第3話:上がりは小さく下りは大きく

寝るためのお布団を引く気力すらなくて、そこらの上着を適当に掛けて寝てたり、とにかく何をする気にもなれなくて。

やっと学校が始まっても、それこそ学校は行かなきゃならないから必然的に行動しなくちゃ行けなくて、お風呂も寝るのもちゃんとしてたんだけど、勉強なんて、しんどくなくてもやりたくなくて。そんな時に毎日毎日僕が繰り返していたのは、歌を聴くこと。

僕は昔、と言っても中学2年生まで、ピアノを続けていたんだ。4歳くらいからね。約10年間下手くそなまま続けていて、でも周囲の人からするとピアノを弾けるのはアドバンテージ。初めて聞かせた時はチヤホヤされたよ。少なくとも、ピアノを習っておいたおかげで、多少なりとも絶対音感があるから、今は感謝してる。……何が言いたいかと言うと、音楽に少しは興味があったんだ。

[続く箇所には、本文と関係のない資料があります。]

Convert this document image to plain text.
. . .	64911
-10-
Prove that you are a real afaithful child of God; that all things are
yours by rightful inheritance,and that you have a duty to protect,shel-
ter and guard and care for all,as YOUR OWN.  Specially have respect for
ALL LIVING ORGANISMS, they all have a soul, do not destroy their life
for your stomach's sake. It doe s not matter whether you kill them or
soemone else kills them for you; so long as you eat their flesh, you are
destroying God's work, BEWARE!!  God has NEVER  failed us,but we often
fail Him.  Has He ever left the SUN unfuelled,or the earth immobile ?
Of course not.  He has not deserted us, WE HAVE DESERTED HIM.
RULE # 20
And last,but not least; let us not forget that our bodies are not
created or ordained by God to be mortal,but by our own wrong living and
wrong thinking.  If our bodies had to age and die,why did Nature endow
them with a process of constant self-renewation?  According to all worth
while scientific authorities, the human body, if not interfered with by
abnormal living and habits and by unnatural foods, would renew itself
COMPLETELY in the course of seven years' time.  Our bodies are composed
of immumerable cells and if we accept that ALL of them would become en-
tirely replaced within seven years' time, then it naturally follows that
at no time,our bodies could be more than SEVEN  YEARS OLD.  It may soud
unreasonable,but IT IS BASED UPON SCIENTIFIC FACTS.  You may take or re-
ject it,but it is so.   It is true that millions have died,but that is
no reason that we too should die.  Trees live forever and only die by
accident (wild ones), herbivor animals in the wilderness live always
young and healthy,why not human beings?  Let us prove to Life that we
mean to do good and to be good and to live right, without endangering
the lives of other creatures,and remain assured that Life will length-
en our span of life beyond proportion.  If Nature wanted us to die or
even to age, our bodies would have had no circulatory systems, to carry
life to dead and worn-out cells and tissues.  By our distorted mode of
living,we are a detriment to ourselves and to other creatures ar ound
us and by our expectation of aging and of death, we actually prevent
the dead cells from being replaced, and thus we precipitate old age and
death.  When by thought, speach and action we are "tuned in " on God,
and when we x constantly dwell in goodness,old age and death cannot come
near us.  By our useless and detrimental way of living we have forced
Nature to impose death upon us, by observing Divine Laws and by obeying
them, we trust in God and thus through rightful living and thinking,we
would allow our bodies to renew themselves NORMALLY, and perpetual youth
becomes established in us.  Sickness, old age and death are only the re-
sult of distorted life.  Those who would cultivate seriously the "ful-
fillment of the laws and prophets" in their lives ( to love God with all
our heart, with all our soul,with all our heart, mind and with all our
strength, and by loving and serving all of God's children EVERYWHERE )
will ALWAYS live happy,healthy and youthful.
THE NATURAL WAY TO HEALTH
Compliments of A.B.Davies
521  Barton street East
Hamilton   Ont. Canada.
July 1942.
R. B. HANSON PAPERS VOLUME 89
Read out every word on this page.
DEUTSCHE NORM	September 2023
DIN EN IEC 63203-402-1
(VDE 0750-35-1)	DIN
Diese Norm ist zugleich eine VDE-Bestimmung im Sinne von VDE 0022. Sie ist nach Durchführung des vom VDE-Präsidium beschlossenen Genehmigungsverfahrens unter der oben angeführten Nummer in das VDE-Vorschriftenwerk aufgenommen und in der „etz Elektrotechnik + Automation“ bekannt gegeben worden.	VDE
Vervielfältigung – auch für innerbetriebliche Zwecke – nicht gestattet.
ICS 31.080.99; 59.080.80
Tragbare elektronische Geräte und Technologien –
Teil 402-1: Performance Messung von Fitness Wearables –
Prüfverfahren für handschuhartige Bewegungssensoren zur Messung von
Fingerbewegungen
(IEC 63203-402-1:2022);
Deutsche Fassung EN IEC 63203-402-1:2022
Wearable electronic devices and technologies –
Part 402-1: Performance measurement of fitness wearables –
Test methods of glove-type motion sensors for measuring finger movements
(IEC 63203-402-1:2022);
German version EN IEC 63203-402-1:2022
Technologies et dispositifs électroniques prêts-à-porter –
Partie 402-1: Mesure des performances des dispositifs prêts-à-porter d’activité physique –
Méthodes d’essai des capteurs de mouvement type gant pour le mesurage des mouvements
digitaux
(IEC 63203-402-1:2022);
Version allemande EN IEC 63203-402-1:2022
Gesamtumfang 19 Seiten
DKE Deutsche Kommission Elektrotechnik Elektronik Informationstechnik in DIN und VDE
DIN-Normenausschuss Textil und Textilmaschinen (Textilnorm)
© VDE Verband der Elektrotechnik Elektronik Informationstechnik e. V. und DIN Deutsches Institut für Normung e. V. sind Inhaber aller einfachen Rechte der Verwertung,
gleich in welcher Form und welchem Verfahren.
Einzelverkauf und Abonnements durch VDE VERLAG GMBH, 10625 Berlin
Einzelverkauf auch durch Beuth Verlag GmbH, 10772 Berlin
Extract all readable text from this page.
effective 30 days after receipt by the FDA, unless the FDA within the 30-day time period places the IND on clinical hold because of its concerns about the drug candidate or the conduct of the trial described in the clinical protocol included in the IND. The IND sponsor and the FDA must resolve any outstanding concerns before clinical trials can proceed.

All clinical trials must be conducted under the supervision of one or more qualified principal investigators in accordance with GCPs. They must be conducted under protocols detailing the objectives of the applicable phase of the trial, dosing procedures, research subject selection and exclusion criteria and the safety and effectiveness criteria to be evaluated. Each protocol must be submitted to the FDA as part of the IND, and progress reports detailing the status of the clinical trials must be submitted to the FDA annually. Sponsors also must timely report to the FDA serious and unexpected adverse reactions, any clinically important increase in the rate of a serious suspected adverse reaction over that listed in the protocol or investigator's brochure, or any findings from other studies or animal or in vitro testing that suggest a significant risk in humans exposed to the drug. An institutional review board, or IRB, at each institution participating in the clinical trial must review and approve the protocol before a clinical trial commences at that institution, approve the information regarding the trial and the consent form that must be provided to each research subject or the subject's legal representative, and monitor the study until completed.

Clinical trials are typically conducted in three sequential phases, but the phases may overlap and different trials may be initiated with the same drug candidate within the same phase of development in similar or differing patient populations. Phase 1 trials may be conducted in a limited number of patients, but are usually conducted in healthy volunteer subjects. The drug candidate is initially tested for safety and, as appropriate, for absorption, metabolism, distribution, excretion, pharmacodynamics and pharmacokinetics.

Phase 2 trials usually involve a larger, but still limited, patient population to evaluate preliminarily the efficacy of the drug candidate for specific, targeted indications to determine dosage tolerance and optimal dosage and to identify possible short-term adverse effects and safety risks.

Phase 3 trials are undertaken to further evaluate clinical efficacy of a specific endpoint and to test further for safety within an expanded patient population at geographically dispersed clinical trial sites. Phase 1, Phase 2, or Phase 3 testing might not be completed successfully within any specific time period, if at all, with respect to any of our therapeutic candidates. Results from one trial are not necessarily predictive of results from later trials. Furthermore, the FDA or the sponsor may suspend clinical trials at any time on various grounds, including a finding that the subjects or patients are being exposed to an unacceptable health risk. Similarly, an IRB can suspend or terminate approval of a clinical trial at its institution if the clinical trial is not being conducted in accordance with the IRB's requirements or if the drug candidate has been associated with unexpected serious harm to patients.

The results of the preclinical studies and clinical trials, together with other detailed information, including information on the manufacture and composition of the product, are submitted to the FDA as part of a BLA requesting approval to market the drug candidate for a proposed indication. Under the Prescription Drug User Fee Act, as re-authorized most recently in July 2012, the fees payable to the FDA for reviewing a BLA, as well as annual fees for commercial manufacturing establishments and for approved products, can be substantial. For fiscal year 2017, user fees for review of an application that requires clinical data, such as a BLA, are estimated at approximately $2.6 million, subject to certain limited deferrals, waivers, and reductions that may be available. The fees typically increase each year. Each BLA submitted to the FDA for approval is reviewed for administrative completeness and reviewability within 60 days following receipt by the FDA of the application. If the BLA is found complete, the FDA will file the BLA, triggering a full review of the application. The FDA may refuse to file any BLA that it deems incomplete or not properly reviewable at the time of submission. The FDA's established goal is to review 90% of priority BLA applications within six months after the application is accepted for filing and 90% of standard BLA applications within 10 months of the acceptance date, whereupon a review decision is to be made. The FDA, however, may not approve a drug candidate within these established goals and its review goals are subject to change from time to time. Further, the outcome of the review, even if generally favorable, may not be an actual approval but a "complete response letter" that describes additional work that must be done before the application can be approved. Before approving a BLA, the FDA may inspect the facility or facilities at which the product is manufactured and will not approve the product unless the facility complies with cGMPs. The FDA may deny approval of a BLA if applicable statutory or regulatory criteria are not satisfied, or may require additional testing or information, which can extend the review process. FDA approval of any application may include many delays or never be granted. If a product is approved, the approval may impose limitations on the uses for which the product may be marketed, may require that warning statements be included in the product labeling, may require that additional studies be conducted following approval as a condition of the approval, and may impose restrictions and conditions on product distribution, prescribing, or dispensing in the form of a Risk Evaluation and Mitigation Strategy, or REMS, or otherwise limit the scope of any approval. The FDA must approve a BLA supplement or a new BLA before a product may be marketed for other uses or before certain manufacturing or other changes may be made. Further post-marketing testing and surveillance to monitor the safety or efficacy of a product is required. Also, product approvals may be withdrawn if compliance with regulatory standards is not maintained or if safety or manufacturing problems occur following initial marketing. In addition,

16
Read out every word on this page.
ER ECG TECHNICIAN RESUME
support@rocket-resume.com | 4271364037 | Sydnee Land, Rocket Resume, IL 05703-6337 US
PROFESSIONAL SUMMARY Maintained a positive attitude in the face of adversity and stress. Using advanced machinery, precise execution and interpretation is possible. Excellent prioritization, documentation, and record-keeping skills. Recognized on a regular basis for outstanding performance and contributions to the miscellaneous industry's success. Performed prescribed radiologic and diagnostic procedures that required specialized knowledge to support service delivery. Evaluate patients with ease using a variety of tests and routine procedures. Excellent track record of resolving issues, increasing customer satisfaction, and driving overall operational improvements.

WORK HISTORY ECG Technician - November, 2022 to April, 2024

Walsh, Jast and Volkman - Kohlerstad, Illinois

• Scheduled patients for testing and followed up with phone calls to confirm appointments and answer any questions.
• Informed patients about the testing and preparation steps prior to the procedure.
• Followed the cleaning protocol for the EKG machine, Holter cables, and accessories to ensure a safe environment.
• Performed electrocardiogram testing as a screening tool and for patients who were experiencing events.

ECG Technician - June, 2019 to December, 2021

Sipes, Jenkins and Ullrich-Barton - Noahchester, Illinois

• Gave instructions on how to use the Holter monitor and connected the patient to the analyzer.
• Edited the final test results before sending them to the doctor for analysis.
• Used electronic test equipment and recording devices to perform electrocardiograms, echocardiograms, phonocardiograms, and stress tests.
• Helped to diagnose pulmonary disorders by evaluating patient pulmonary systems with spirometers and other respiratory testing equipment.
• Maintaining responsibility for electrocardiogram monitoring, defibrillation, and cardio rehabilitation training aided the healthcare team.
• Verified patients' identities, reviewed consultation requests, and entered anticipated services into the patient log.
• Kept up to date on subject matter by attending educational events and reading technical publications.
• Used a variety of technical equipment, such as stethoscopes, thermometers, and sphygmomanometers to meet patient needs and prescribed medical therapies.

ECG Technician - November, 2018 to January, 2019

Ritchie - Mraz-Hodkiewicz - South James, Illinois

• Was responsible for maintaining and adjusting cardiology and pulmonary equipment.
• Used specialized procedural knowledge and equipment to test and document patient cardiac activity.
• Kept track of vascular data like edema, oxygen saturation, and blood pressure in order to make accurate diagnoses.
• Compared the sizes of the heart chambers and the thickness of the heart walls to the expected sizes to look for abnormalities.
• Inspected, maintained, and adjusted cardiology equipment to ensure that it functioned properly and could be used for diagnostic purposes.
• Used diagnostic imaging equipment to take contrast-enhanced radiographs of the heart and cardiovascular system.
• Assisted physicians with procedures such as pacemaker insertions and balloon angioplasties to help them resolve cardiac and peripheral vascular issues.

結局音楽関連の部活には入らなかったけどね。趣味音楽で部活は文芸と美術。全て芸術関係だなぁ。うちの家がそもそも芸術大好き両親だからね。

話を戻して、毎日続けていたのは音楽を聴くことだったんだ。その歌詞に、ずっと心を押してもらって、なんとか生きてた。きっと音楽がなければ、この頃の僕は、命を簡単に捨てていたと思う。